Of the country’s six major oil-shipping ports, Es Sider, Ras Lanuf, Zuetina and Hariga are shut. Libya, holder of Africa’s largest proven reserves, pumped 210,000 barrels a day in December, unchanged from the prior month and the lowest since 2011.

“In Libya, we have seen a few hopes being quashed over the past couple of months,” said Ole Hansen, the head of commodity strategy at Saxo Bank A/S in Copenhagen. “It’s a bit like Jerry Maguire saying, ‘Show me the money.’ In other words, is this latest news going to spread to the important east, which is still blocked?”

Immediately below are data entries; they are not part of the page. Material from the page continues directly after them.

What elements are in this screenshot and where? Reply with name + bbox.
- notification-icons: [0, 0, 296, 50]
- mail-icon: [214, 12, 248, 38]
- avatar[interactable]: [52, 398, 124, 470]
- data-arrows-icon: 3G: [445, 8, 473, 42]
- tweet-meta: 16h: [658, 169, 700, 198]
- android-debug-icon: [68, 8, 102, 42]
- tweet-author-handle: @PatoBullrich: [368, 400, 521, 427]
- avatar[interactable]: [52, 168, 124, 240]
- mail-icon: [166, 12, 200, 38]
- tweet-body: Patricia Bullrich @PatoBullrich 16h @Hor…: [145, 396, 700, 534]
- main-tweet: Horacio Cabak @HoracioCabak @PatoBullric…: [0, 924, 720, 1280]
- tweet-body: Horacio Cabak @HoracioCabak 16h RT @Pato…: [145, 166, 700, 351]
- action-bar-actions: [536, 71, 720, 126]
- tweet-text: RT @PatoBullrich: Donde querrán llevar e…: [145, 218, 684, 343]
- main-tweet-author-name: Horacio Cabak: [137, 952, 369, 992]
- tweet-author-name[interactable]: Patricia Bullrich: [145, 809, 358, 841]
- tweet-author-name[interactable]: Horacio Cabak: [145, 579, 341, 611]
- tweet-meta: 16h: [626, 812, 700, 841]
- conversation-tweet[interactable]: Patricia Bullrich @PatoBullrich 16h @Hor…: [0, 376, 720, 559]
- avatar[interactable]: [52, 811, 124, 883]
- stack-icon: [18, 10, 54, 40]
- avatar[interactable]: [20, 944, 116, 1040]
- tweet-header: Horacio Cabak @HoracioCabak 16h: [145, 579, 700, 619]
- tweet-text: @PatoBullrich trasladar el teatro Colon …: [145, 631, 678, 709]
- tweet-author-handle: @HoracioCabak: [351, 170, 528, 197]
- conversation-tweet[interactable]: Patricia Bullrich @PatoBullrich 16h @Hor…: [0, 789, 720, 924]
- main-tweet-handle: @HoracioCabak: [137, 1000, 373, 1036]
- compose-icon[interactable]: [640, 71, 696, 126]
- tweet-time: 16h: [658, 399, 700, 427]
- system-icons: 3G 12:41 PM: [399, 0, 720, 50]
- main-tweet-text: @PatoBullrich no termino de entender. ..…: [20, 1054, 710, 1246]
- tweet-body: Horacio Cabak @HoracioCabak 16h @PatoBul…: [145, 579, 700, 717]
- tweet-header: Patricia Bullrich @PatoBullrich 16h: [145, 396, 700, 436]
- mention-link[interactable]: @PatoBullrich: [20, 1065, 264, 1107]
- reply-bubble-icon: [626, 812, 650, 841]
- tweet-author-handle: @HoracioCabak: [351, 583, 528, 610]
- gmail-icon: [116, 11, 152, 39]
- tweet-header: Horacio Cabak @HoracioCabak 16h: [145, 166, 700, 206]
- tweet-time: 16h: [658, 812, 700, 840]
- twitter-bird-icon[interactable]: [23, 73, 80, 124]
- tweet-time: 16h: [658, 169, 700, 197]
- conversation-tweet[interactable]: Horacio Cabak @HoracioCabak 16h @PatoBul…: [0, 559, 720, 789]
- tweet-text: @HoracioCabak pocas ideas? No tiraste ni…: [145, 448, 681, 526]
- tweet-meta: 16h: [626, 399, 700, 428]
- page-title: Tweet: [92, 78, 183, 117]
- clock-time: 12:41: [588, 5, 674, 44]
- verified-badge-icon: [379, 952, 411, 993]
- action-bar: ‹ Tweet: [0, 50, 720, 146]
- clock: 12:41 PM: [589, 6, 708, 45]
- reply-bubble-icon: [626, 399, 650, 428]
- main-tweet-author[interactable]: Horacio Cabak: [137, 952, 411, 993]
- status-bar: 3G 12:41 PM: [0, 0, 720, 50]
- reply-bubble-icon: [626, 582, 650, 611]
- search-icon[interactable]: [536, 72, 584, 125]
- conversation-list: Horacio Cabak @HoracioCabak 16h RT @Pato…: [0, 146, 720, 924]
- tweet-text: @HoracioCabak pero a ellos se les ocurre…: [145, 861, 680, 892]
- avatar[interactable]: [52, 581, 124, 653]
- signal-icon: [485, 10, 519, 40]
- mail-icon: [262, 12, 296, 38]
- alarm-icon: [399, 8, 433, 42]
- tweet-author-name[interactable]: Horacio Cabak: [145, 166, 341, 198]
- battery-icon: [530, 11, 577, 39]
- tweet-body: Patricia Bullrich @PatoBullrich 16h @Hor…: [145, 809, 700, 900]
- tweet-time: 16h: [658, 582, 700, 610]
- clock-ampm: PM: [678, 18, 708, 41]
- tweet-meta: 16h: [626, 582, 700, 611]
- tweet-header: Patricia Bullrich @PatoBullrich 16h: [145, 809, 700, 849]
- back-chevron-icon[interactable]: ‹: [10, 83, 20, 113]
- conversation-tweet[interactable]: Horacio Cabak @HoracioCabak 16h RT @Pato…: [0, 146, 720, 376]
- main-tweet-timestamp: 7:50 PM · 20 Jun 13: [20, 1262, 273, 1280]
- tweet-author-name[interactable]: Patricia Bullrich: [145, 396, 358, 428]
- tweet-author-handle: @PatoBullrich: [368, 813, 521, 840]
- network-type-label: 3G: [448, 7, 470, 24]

Brent for February settlement gained as much as 86 cents, the most since Dec. 20, to $108.64 a barrel on ICE Futures Europe in London. The contract traded at $107.98 as of 1:08 p.m. local time.

WTI for February was unchanged at $95.44 a barrel in electronic trading on the New York Mercantile Exchange, rebounding from a drop of as much as 0.3 percent.

The US benchmark crude was at a discount of $12.54 a barrel to Brent.

“The restart of Sharara should increase crude-oil output in Libya from about 250,000 barrels a day to about 600,000 barrels a day,” Olivier Jakob, managing director at Zug, Switzerland-based consulting company Petromatrix GmbH, said.

Libya produced an average of 1.55 million barrels a day in 2010; data compiled by Bloomberg show, and had aimed to raise daily output to 2 million barrels via increased exploration.

The country exported 249 million barrels of oil, equivalent to 1.05 million barrels a day, from January to November 2013, according to state-run National Oil Corp. Only Zuetina and Mellitah are now operating among Libya’s six major ports.